Ieri i Virtuosi di Kiev in concerto per il Giubileo. Mons. Fisichella: «La musica di Dvořák per far risorgere in noi la fiaccola della Speranza»
Sala piena ieri all’Auditorium Conciliazione per il primo degli otto concerti gratuiti della rassegna “I Concerti del Giubileo - Armonie di Speranza”, in preparazione al Giubileo 2025, organizzata dalla prima sezione del Dicastero per l’Evangelizzazione. L’orchestra ucraina dei Virtuosi di Kiev, con il maestro Dmitry Yablonsky, ha eseguito, con grande emozione dei presenti, i quattro atti della 9° Sinfonia di Antonìn Dvořák, “Dal nuovo mondo”.
«Con il Giubileo vogliamo dare un segno tangibile che la Speranza non è una teoria, ma una certezza che ci accompagna. - ha detto S.E. Mons. Rino Fisichella, salutando il pubblico e introducendo il concerto - Della Speranza abbiamo bisogno ora, oggi, anche se ci parla di futuro. Per questo abbiamo realizzato una serie di iniziative culturali per fare in modo che anche il Giubileo parli alla città di Roma». Il Pro-prefetto del Dicastero ha espresso poi gratitudine al Commissario straordinario del governo, Roberto Gualtieri, e alla sua equipe per l'Intesa che ha permesso di dare vita alla rassegna culturale “Il Giubileo è cultura”. Il ringraziamento è giunto anche per la direzione dell’Auditorium, che ha concesso il teatro.
«Non potevamo iniziare a parlare di Speranza se non invitando un'orchestra, come quella dei Virtuosi di Kiev, obbligata a causa della guerra a lasciare il proprio Paese. Per stasera abbiamo scelto proprio la Sinfonia “Dal nuovo mondo” perché parlasse al cuore della città. Con Dvořák, il tentativo è quello di far risorgere in noi, attraverso la musica, la fiaccola della Speranza che illumina il nostro cammino e dà certezza che il male viene sempre vinto dalla bellezza e dalla Pace»
«State per vedere, non solo per ascoltare, qualcosa di impressionante», ha sottolineato poi don Alessio Geretti, che ha presentato la figura del compositore boemo, portando il pubblico dell’Auditorium all’interno del processo compositivo della Sinfonia. «Dico “vedere” perché in effetti la musica scaturirà come un sortilegio, e aprirà gli occhi a una visione del “nuovo mondo”. Dvořák, nato in un paese poco distante da Praga, sbarcò a New York per reggere il Conservatorio della città, nella seconda metà dell’Ottocento. Giunto lì, nel “nuovo mondo” fece tesoro della sua passione per l’ascolto delle tradizioni popolari, viaggiò molto, conobbe i canti dei neri d’America, e ne fu molto colpito. Non amava riproporre le melodie della tradizione ma voleva “diventare” uno di loro, tentando di scrivere quelle musiche in modo che fossero incarnazione di quella stirpe».
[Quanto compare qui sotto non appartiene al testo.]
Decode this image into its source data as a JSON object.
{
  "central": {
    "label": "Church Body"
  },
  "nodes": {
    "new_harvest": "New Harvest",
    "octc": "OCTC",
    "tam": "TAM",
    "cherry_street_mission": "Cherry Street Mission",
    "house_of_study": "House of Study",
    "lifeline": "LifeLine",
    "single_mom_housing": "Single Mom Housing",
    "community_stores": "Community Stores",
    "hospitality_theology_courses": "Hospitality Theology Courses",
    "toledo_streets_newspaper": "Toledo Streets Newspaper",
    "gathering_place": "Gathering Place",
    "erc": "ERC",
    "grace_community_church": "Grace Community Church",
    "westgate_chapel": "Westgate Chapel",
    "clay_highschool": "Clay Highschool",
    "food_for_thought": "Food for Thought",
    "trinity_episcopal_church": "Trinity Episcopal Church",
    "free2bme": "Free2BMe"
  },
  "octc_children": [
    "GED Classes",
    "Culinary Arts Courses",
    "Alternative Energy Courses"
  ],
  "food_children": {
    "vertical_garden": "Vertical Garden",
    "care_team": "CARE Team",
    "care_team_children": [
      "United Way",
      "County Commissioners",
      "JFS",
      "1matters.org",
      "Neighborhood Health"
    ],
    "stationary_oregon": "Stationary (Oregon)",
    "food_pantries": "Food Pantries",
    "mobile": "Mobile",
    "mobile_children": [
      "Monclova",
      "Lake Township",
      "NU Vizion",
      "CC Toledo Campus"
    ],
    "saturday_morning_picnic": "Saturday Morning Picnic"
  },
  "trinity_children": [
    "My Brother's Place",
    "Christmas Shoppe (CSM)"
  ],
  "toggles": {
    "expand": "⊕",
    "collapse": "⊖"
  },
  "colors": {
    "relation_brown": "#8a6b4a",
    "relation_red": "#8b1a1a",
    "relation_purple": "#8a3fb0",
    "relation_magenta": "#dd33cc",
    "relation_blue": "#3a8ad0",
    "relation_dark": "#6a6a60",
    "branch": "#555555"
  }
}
Ma il compositore ceco non si limitava a “imitare” come facevano i contemporanei. «Lui nel canto dei popoli ha colto il senso della vita, lo stesso che quei popoli avevano a loro volta colto. Tutto ciò è stato il materiale di partenza per lui, che si sentiva un esploratore. - ha aggiunto don Alessio - Mentre studiava quei canti degli indiani, scopriva che certe sonorità erano sicuramente diverse da quelle del mondo boemo, ma in fondo non erano così distanti come si poteva pensare. Perché tutto sommato, quando si va al cuore dell'uomo nelle arti si arriva sempre a qualcosa di universale, perché tutti ci stiamo domandando le stesse cose. Così iniziò a scrivere una Sinfonia “Del nuovo mondo”, ma si ritrovò a scriverne una “Del mondo nuovo”. Nei giorni precedenti alla prima esecuzione della Sinfonia, alcuni lutti importanti irruppero nella vita del compositore. A quel punto Dvorak seppe che il nuovo mondo non era l'America, ma quello in cui avrebbe potuto, e potremo anche noi, ritrovare gli occhi di coloro che aveva amato in vita».